Porque sin ellos, no seremos libres, y la guerra (que no ha terminado) jamás va
a terminar.
Para mí la
perspectiva pragmática y republicana de la derecha local es, en su expresión
coherente (que la tiene), completamente válida y relevante, y no podremos sacar
adelante este país sin su concurrencia. Como tampoco sin la concurrencia de una
izquierda entregada y sensible que catalice la conversación social. Es una pena
que ideólogos y columnistas de derecha sean muchos de ellos tan cerriles para
comprender su propio capital moral y defenderlo con mayor nobleza, agilidad
intelectual, rigor discursivo, y proyectando un sentido más audaz de rendición
de cuentas.
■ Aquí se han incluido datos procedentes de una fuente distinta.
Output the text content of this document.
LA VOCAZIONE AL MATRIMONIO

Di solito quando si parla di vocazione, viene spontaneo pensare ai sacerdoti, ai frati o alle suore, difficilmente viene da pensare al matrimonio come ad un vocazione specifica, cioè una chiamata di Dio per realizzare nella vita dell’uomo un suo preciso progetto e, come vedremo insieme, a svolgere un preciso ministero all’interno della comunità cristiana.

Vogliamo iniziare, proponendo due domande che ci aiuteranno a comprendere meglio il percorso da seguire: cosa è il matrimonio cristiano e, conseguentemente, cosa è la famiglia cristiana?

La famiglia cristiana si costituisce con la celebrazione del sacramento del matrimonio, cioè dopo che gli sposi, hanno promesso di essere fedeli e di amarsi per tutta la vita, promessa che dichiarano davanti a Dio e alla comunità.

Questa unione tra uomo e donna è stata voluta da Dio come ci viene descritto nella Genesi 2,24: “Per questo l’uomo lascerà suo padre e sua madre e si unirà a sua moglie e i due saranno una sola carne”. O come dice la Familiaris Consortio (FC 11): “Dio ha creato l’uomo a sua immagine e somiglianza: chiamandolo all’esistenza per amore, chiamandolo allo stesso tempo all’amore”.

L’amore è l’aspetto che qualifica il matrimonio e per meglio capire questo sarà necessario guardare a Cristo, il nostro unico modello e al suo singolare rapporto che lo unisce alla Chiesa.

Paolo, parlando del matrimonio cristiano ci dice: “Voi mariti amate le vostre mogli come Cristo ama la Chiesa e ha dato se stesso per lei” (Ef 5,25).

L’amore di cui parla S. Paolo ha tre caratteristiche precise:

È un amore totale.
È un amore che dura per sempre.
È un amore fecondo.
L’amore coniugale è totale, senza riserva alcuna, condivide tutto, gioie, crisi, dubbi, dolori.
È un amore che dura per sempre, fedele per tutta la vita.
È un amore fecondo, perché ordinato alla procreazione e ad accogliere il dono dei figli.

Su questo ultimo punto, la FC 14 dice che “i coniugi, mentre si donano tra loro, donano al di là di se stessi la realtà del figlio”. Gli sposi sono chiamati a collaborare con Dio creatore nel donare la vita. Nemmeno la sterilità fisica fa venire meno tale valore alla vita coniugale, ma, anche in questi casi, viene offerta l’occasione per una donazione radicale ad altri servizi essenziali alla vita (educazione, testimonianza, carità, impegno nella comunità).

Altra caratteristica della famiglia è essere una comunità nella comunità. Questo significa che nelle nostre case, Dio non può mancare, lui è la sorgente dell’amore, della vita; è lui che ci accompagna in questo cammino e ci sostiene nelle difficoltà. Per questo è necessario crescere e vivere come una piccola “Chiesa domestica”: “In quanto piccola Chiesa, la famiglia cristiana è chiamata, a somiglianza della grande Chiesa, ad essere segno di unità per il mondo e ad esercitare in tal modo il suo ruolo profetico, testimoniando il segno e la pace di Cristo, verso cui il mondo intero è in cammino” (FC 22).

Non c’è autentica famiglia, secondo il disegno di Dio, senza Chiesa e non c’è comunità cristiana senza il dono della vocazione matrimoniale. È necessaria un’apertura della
Como también es una pena que cierta izquierda no abandone la
tonalidad púber y no esté dispuesta a reconocer ciertas complejidades
inherentes del sistema, ni lo que está en juego más allá de su punto de vista,
que a menudo decae en un romanticismo ideológico y una indignación
infructífera, a la larga cómplice –más cuando se pone cínica– con el estado de
las cosas.
Aparte de
la pobreza material del país, hay otra pobreza que se manifiesta como ausencia
radical de alteridad política, de uno y otro lado del péndulo.